How? Get your system ready, choose a certifier, apply, be audited, get the certificate.
That’s a quick overview of ISO 9001 certification process (certification is the correct term, by the way, not ‘ISO accreditation’).
About the 9001 certification process
- Commit to get ISO 9001
A commitment and a firm decision from top management (the decision-maker/s) is essential. And the commitment must be more than verbal or just ‘paying the bills’ – it must supported by specific actions.
- Appoint an internal project manager
You need someone to oversee things internally. Getting third-party certification to ISO 9001 is a project, so treat it as one and use project management disciplines.
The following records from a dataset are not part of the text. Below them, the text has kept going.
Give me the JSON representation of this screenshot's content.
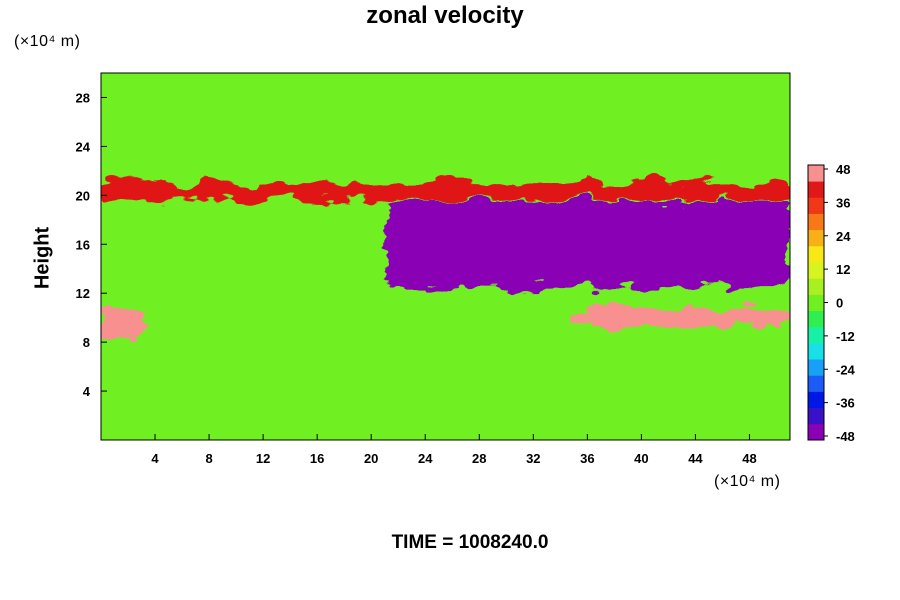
{
  "chart_data": {
    "type": "heatmap",
    "title": "zonal velocity",
    "xlabel": "",
    "ylabel": "Height",
    "x_unit_label": "(×10⁴ m)",
    "y_unit_label": "(×10⁴ m)",
    "footer": "TIME = 1008240.0",
    "x_range": [
      0,
      51
    ],
    "y_range": [
      0,
      30
    ],
    "x_ticks": [
      "4",
      "8",
      "12",
      "16",
      "20",
      "24",
      "28",
      "32",
      "36",
      "40",
      "44",
      "48"
    ],
    "y_ticks": [
      "4",
      "8",
      "12",
      "16",
      "20",
      "24",
      "28"
    ],
    "colorbar": {
      "range": [
        -48,
        48
      ],
      "tick_labels": [
        "48",
        "36",
        "24",
        "12",
        "0",
        "-12",
        "-24",
        "-36",
        "-48"
      ],
      "colors": [
        "#8a00b4",
        "#3a10c8",
        "#0018e6",
        "#1c5cf6",
        "#18a0f8",
        "#18e0e6",
        "#18f0a8",
        "#30ee50",
        "#70f020",
        "#a8f020",
        "#d8f420",
        "#f8e818",
        "#f8b018",
        "#f87818",
        "#f03818",
        "#e01818",
        "#f89090"
      ]
    },
    "features": [
      {
        "name": "upper westerly jet",
        "x": [
          0,
          51
        ],
        "y": [
          19.6,
          21.0
        ],
        "value": 40
      },
      {
        "name": "lower westerly jet",
        "x": [
          35,
          51
        ],
        "y": [
          9.3,
          10.8
        ],
        "value": 48
      },
      {
        "name": "western jet core",
        "x": [
          0,
          3
        ],
        "y": [
          8,
          11
        ],
        "value": 48
      },
      {
        "name": "easterly core",
        "x": [
          21,
          51
        ],
        "y": [
          12.5,
          19.5
        ],
        "value": -48
      },
      {
        "name": "background flow",
        "x": [
          0,
          51
        ],
        "y": [
          0,
          30
        ],
        "value": 2
      }
    ]
  }
}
Also, you’ll need to research to find out what is involved.
- Allocate resources
It’s going to take time and effort, so you’ll need resources. Decide whether to use a consultant, or do it yourself.
- Establish your baseline status
You must find out where you are now (the starting point or baseline) versus where you have to be for certification. You need to know what gaps you have and where by doing a gap analysis.Use the results of the gap analysis to create a plan and schedule.
- Develop the quality system
In most cases this means improving your existing system by filling in the gaps. It may mean developing some new processes, procedures, quality controls or even documents. It includes identifying your main processes (what you do and how you do it), documenting your system in a way that suits you, and making all the changes or improvements necessary to fulfill the requirements of the Standard.
This is the biggest step and the one that takes the most time & effort. Make sure you involve people throughout, and ensure they understand and use the system.
- Audit the system
You must internally audit your system (compliance and risk audit, not financial audit) to check that you are doing what the system requires – including 9001 requirements of course. Find out if actual practice matches your quality manual and procedures. And when you find weaknesses or problems, you fix them using the formal processes for this that now exist in your system.
- Choose an auditor
Select an accredited certifier or ‘registrar’. Make a formal application, pay the fee, schedule the dates of the audit.
- Have the external audit
Your certifier audits your quality system against all of the specific requirements of ISO 9001. It’s a rigorous test of your quality management system.
- Get the certificate and celebrate!
Assuming you are successful, the certifier can award you the coveted certificate.
The formal certificate will arrive a bit after your audit. The ‘look’ of it varies according to your certifier (type of logo, etc). But it commonly states the scope of your certification (what it covers), the Standard (in this case, ISO 9001) and that your company complies. Your certifier will also enter your company onto the official register of companies with certification.
You can now say you are ‘certified to ISO 9001’, ‘registered to ISO 9001’ or ‘has ISO 9001 certification’. All these terms mean the same thing.
Each certification is awarded for a 3-year period. During it, you continue to run your system, maintain it and of course improve it. Your auditor returns at scheduled intervals to check that you are doing so: these are shorter audits than the original one, but at least annual. At the end of 3 years, you have another full audit for recertification. And so it continues.